Document Type

Book Chapter

Publication Date

2006

Source Publication

Law Commission of Canada (ed), Law & Citizenship. Vancouver, BC: University of British Columbia Press, 2006.

Abstract

This chapter explores emerging discourses of economic citizenship and con- siders how they might illuminate developments in taxation and securities law and policy. In previous work, we have discussed how different fields of business and commercial law help to construct and regulate a gendered and classed economic order (Condon 2000, 2001, 2002; Philipps 1996, 2002, 2003). Here we draw upon theories of citizenship as a possible source of new insights about the formation and governance of an increasingly market- oriented social order and law’s role in that process. First, we focus on the significant theoretical challenges posed by emergent notions of economic citizenship, specifically the need to redefine the role of states, citizens, and law in this new context. Second, we map out four substantive elements that together comprise the developing discourse of economic citizenship:

  1. economic liberty, defined as the right to access markets;
  2. economic security;
  3. responsibilities of economic citizenship; and
  4. participation in economic decision making.
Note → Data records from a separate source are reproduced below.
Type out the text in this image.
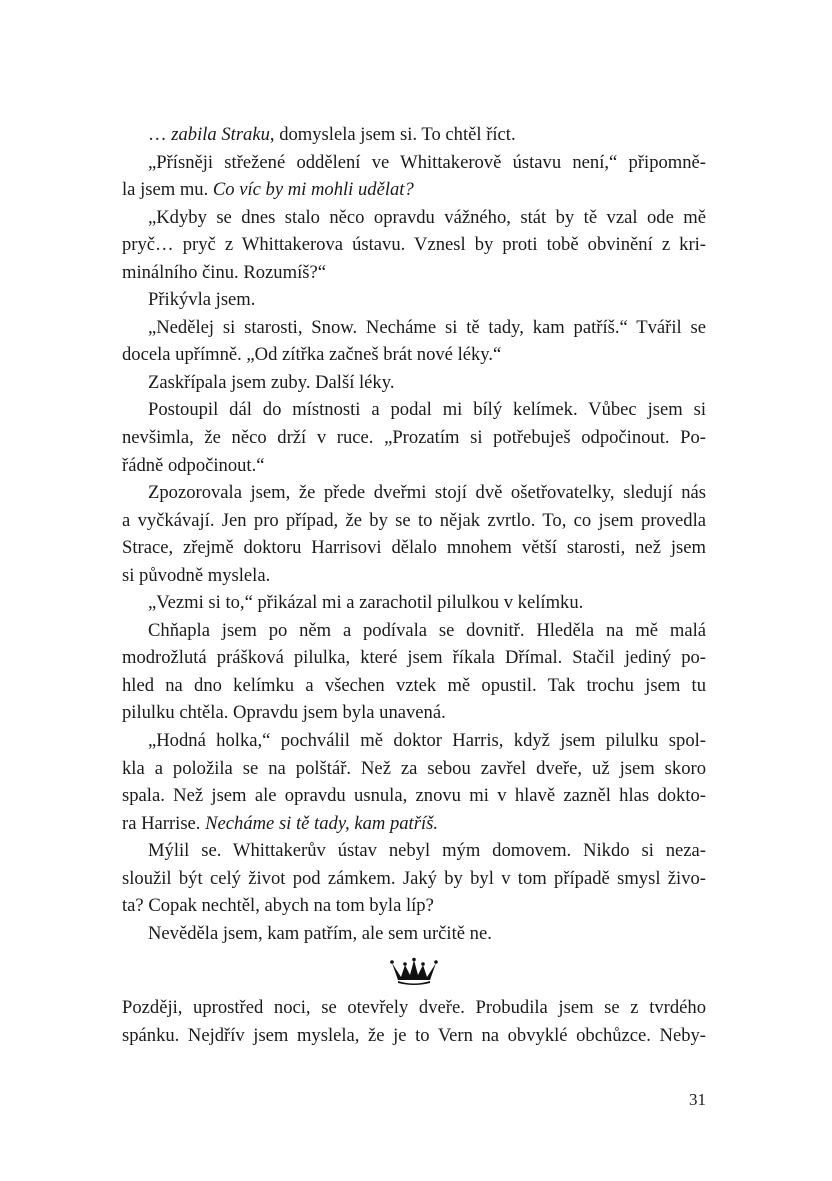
… zabila Straku, domyslela jsem si. To chtěl říct.
„Přísněji střežené oddělení ve Whittakerově ústavu není,“ připomně-
la jsem mu. Co víc by mi mohli udělat?
„Kdyby se dnes stalo něco opravdu vážného, stát by tě vzal ode mě
pryč… pryč z Whittakerova ústavu. Vznesl by proti tobě obvinění z kri-
minálního činu. Rozumíš?“
Přikývla jsem.
„Nedělej si starosti, Snow. Necháme si tě tady, kam patříš.“ Tvářil se
docela upřímně. „Od zítřka začneš brát nové léky.“
Zaskřípala jsem zuby. Další léky.
Postoupil dál do místnosti a podal mi bílý kelímek. Vůbec jsem si
nevšimla, že něco drží v ruce. „Prozatím si potřebuješ odpočinout. Po-
řádně odpočinout.“
Zpozorovala jsem, že přede dveřmi stojí dvě ošetřovatelky, sledují nás
a vyčkávají. Jen pro případ, že by se to nějak zvrtlo. To, co jsem provedla
Strace, zřejmě doktoru Harrisovi dělalo mnohem větší starosti, než jsem
si původně myslela.
„Vezmi si to,“ přikázal mi a zarachotil pilulkou v kelímku.
Chňapla jsem po něm a podívala se dovnitř. Hleděla na mě malá
modrožlutá prášková pilulka, které jsem říkala Dřímal. Stačil jediný po-
hled na dno kelímku a všechen vztek mě opustil. Tak trochu jsem tu
pilulku chtěla. Opravdu jsem byla unavená.
„Hodná holka,“ pochválil mě doktor Harris, když jsem pilulku spol-
kla a položila se na polštář. Než za sebou zavřel dveře, už jsem skoro
spala. Než jsem ale opravdu usnula, znovu mi v hlavě zazněl hlas dokto-
ra Harrise. Necháme si tě tady, kam patříš.
Mýlil se. Whittakerův ústav nebyl mým domovem. Nikdo si neza-
sloužil být celý život pod zámkem. Jaký by byl v tom případě smysl živo-
ta? Copak nechtěl, abych na tom byla líp?
Nevěděla jsem, kam patřím, ale sem určitě ne.
Později, uprostřed noci, se otevřely dveře. Probudila jsem se z tvrdého
spánku. Nejdřív jsem myslela, že je to Vern na obvyklé obchůzce. Neby-
31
Each of these is analyzed to reveal the diverse meanings being attached to economic citizenship, and particularly how gender is (or is not) addressed within different strands of the discourse. Third, we apply this framework in a discussion of two contemporary case studies, the first on the formation of tax law through fiscal policy and budget processes, the second on the governance of investment funds. An overriding objective of the chapter is to assess the progressive potential of economic citizenship discourse to achieve enhanced accountability and social justice in the economic domain. Our concluding section observes that any such potential depends upon recognition that markets and market institutions are subject to public norms of equality and justice. This study suggests that the possibilities for advancing such a version of economic citizenship may be more limited in the context of investment fund governance than in the field of fiscal policy.